The two spend days together, and one day, Daryn tries to surprise her by driving her to her mother Amanda's house. He convinces Isabelle to talk with her, but when she does, Amanda recognizes her but tells her to leave. Feeling rejected, Isabelle asks Daryn to drive away. While driving, an upset Isabelle starts yelling and shouting at Daryn, distracting him so he crashes into a bush near the beach. When Isabelle gets out, she becomes unconscious. Daryn calls for help, and manages to get Isabelle to the hospital.

A few days after Isabelle is discharged, Amanda comes to visit to apologize and explains to Isabelle why she left. Isabelle thanks Daryn for the opportunity to say goodbye to her mother. Catherine discovers that Daryn is back in town and decides to see him. Isabelle suggests Daryn that he should take a break from taking care of her just for the day, as Catherine is around. Daryn uses the opportunity to record his second song. When Daryn gets back, he finds Catherine panicking and Isabelle on the floor, unconscious and bleeding through her mouth. They get her to the hospital and discover that Isabelle's cancer has spread and her organs are shutting down. The nurse concludes by saying that Isabelle has only a few weeks left.

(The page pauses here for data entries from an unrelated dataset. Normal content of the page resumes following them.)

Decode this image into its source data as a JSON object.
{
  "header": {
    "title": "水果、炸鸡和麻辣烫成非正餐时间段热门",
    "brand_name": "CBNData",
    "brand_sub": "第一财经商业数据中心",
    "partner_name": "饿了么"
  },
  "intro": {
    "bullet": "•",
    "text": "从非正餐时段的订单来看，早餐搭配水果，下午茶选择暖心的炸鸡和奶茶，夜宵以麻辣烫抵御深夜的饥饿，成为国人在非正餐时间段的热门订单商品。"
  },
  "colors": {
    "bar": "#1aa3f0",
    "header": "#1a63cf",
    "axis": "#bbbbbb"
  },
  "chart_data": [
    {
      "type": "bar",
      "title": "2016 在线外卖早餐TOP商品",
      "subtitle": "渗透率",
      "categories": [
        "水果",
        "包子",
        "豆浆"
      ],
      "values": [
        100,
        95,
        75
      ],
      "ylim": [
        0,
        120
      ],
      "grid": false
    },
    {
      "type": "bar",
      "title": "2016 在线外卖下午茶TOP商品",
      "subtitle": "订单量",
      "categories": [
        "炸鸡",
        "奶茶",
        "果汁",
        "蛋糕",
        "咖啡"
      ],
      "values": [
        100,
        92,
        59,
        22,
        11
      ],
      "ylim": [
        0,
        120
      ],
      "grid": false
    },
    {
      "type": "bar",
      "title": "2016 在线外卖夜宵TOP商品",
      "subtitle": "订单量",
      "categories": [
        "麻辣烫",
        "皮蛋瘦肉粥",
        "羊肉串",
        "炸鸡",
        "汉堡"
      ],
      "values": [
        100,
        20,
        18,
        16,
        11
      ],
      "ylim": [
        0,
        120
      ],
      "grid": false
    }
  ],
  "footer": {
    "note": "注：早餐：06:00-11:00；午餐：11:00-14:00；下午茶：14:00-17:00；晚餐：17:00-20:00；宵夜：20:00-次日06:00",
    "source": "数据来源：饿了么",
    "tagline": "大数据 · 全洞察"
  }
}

Soon after Isabelle is discharged, she surprises Daryn with a wedding. They get married and consummate their love. Isabelle passes away a short time later. Daryn reconciles with Xavier and moves to New York City to pursue a career in music after graduating but not before Isabelle posthumously leaves him one more surprise.

==Cast==
- Jaden Smith as Daryn
- Cara Delevingne as Isabelle
- Nia Long as Catherine, Daryn's mother
- Cuba Gooding Jr. as Xavier, Daryn's father
- RZA as Ron
- Michelle Giroux as Amanda, Isabelle's mother
- Chris D'Elia as Phil
- Stony Blyden as Kiran
- JT Neal as Sammy
- Big Sean as himself
- Pedro Miguel Arce as security guard

==Production==

=== Casting ===
In March 2017, it was announced Cara Delevingne and Jaden Smith had joined the cast of the film, with Mitja Okorn directing from a screenplay by Jeffrey Addiss and Will Matthews. Will Smith and Jada Pinkett Smith served as executive producers via their Overbrook Entertainment banner. In April 2017, Terrence Howard, Stony Blyden, Nia Long, RZA and JT Neal joined the cast of the film. In May 2017, Chris D'Elia and Cuba Gooding Jr. joined the cast of the film, with Gooding Jr. replacing Howard.

===Filming===
Principal photography began in April 2017, in Toronto.

==Release==
Life in a Year was released in the United States on November 27, 2020, on Amazon Prime Video by Sony Pictures Releasing.